There's also benefits to the water vapor breathability of lime vs. concrete (which doesn't breathe, unless it's cracked).
Producing Lime plaster is less carbon-intensive than cement as it requires lower temperatures, and the CO2 driven off by the limestone during calcining (which happens in Ordinary Portland Cement production as well) is mostly re-absorbed by the slaked lime as it cures back into limestone (leaving the net CO2 footprint coming from the fuel used to calcine the lime, if coal or natural gas or wood is used, although perhaps decades into the future someone comes up with a nuclear-fueled kiln, electric or high temp gas or whatever).
The big downside to lime plaster is the time it takes to cure, and what that does for timelines and labor costs. It usually requires multiple thin coats (with a week or more between =3/8 inch coats - need time for CO2 to reabsorb as carbonic acid which also requires the material be damp, but not covered in water) which blows up the labor costs.
https://johnspeweik.com/2011/10/27/the-lime-cycle/
The upside to using lime plaster is there's a wealth of historical information on what to do with it... much of the "bling" of the pre-1800's architecture can be traced to the use of lime or limestone.

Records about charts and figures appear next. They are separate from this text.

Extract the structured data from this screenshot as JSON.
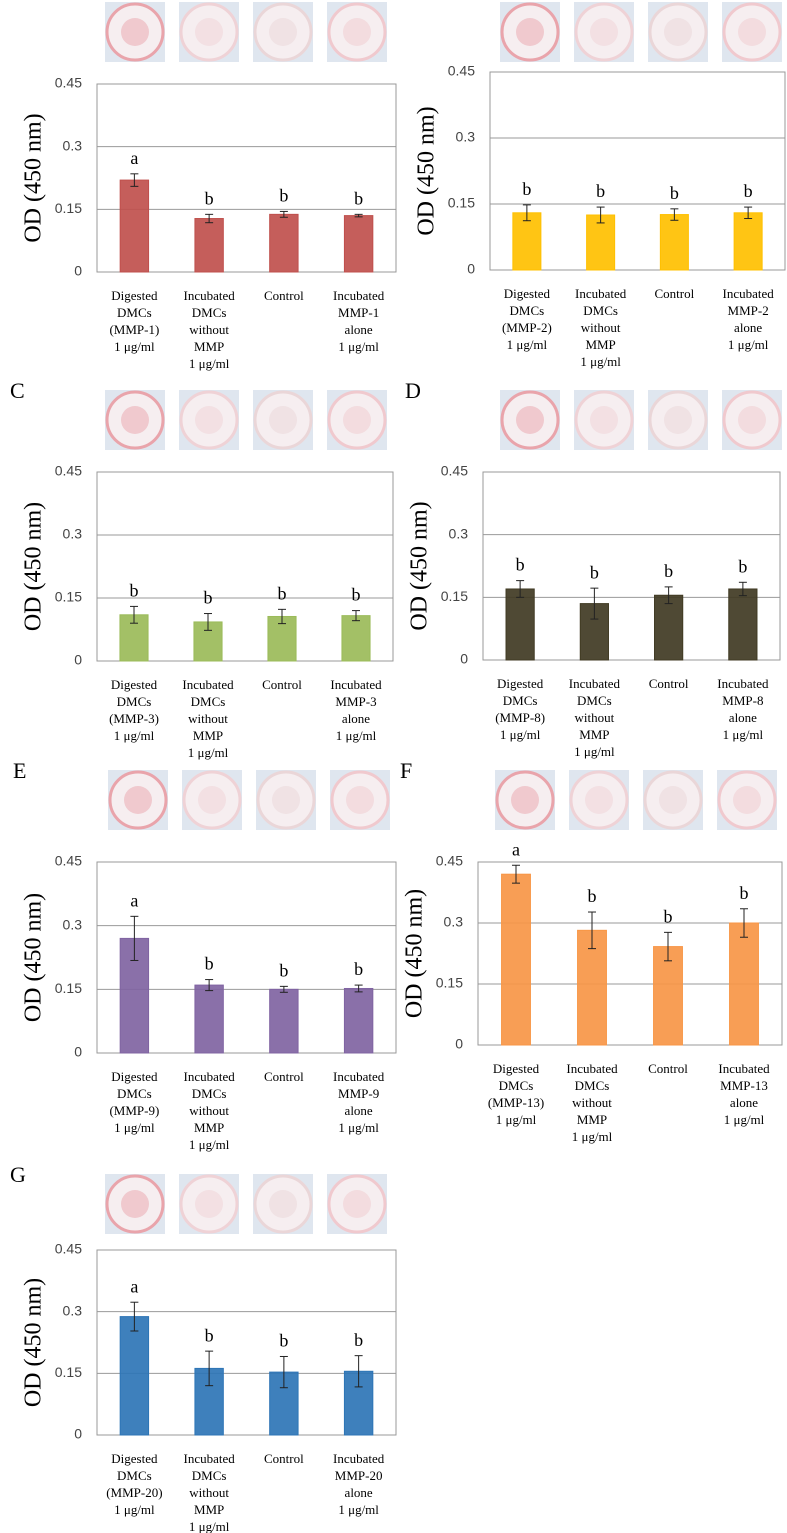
{
  "chart_data": [
    {
      "type": "bar",
      "ylabel": "OD (450 nm)",
      "color": "#c0504d",
      "categories": [
        "Digested\nDMCs\n(MMP-1)\n1 μg/ml",
        "Incubated\nDMCs\nwithout\nMMP\n1 μg/ml",
        "Control",
        "Incubated\nMMP-1\nalone\n1 μg/ml"
      ],
      "values": [
        0.22,
        0.128,
        0.138,
        0.135
      ],
      "errors": [
        0.015,
        0.01,
        0.007,
        0.003
      ],
      "letters": [
        "a",
        "b",
        "b",
        "b"
      ],
      "ylim": [
        0,
        0.45
      ],
      "yticks": [
        0,
        0.15,
        0.3,
        0.45
      ],
      "grid": true
    },
    {
      "type": "bar",
      "ylabel": "OD (450 nm)",
      "color": "#ffc000",
      "categories": [
        "Digested\nDMCs\n(MMP-2)\n1 μg/ml",
        "Incubated\nDMCs\nwithout\nMMP\n1 μg/ml",
        "Control",
        "Incubated\nMMP-2\nalone\n1 μg/ml"
      ],
      "values": [
        0.13,
        0.125,
        0.126,
        0.13
      ],
      "errors": [
        0.018,
        0.018,
        0.013,
        0.013
      ],
      "letters": [
        "b",
        "b",
        "b",
        "b"
      ],
      "ylim": [
        0,
        0.45
      ],
      "yticks": [
        0,
        0.15,
        0.3,
        0.45
      ],
      "grid": true
    },
    {
      "type": "bar",
      "panel_label": "C",
      "ylabel": "OD (450 nm)",
      "color": "#9bbb59",
      "categories": [
        "Digested\nDMCs\n(MMP-3)\n1 μg/ml",
        "Incubated\nDMCs\nwithout\nMMP\n1 μg/ml",
        "Control",
        "Incubated\nMMP-3\nalone\n1 μg/ml"
      ],
      "values": [
        0.11,
        0.093,
        0.106,
        0.108
      ],
      "errors": [
        0.02,
        0.02,
        0.017,
        0.012
      ],
      "letters": [
        "b",
        "b",
        "b",
        "b"
      ],
      "ylim": [
        0,
        0.45
      ],
      "yticks": [
        0,
        0.15,
        0.3,
        0.45
      ],
      "grid": true
    },
    {
      "type": "bar",
      "panel_label": "D",
      "ylabel": "OD (450 nm)",
      "color": "#403a23",
      "categories": [
        "Digested\nDMCs\n(MMP-8)\n1 μg/ml",
        "Incubated\nDMCs\nwithout\nMMP\n1 μg/ml",
        "Control",
        "Incubated\nMMP-8\nalone\n1 μg/ml"
      ],
      "values": [
        0.17,
        0.135,
        0.155,
        0.17
      ],
      "errors": [
        0.02,
        0.037,
        0.02,
        0.016
      ],
      "letters": [
        "b",
        "b",
        "b",
        "b"
      ],
      "ylim": [
        0,
        0.45
      ],
      "yticks": [
        0,
        0.15,
        0.3,
        0.45
      ],
      "grid": true
    },
    {
      "type": "bar",
      "panel_label": "E",
      "ylabel": "OD (450 nm)",
      "color": "#8064a2",
      "categories": [
        "Digested\nDMCs\n(MMP-9)\n1 μg/ml",
        "Incubated\nDMCs\nwithout\nMMP\n1 μg/ml",
        "Control",
        "Incubated\nMMP-9\nalone\n1 μg/ml"
      ],
      "values": [
        0.27,
        0.16,
        0.15,
        0.152
      ],
      "errors": [
        0.052,
        0.013,
        0.007,
        0.008
      ],
      "letters": [
        "a",
        "b",
        "b",
        "b"
      ],
      "ylim": [
        0,
        0.45
      ],
      "yticks": [
        0,
        0.15,
        0.3,
        0.45
      ],
      "grid": true
    },
    {
      "type": "bar",
      "panel_label": "F",
      "ylabel": "OD (450 nm)",
      "color": "#f79646",
      "categories": [
        "Digested\nDMCs\n(MMP-13)\n1 μg/ml",
        "Incubated\nDMCs\nwithout\nMMP\n1 μg/ml",
        "Control",
        "Incubated\nMMP-13\nalone\n1 μg/ml"
      ],
      "values": [
        0.42,
        0.282,
        0.242,
        0.3
      ],
      "errors": [
        0.022,
        0.045,
        0.035,
        0.035
      ],
      "letters": [
        "a",
        "b",
        "b",
        "b"
      ],
      "ylim": [
        0,
        0.45
      ],
      "yticks": [
        0,
        0.15,
        0.3,
        0.45
      ],
      "grid": true
    },
    {
      "type": "bar",
      "panel_label": "G",
      "ylabel": "OD (450 nm)",
      "color": "#2e75b6",
      "categories": [
        "Digested\nDMCs\n(MMP-20)\n1 μg/ml",
        "Incubated\nDMCs\nwithout\nMMP\n1 μg/ml",
        "Control",
        "Incubated\nMMP-20\nalone\n1 μg/ml"
      ],
      "values": [
        0.288,
        0.162,
        0.153,
        0.155
      ],
      "errors": [
        0.035,
        0.042,
        0.038,
        0.038
      ],
      "letters": [
        "a",
        "b",
        "b",
        "b"
      ],
      "ylim": [
        0,
        0.45
      ],
      "yticks": [
        0,
        0.15,
        0.3,
        0.45
      ],
      "grid": true
    }
  ]
}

E.g. the Moroccan process of Tadelakt - https://en.wikipedia.org/wiki/Tadelakt
Venetian plaster - https://www.architecturaldigest.com/story/venetian-plaster-trend-guide
the real at&t mix
Sorry, forgot the link:
https://phys.org/news/2012-04-...
"Concrete is as good as stone, and you see how long ancient Greek, Roman, and Egyptian stone structures have stood. "
The Romans built almost everything with concrete, also the 'stone' structures you mean. The stone was usually only a thin outer shell to contain the poured concrete.
Also their concrete was (and is) much more resilient, it didn't crack as easily as our Portland variant. Portland cement wouldn't last for millennia, it sometimes doesn't take decades to make it fail.
"Recently, it has been found that it materially differs in several ways from modern concrete which is based on Portland cement. Roman concrete is durable due to its incorporation of volcanic ash, which prevents cracks from spreading."
https://en.wikipedia.org/wiki/...
Even worse:
each year approximately three tons of concrete are used for every person on Earth -- roughly, 22 billion tons.
Every year we are adding 22 Billion tons to the weight of the earth. Sooner or later, that's going to start having an effect.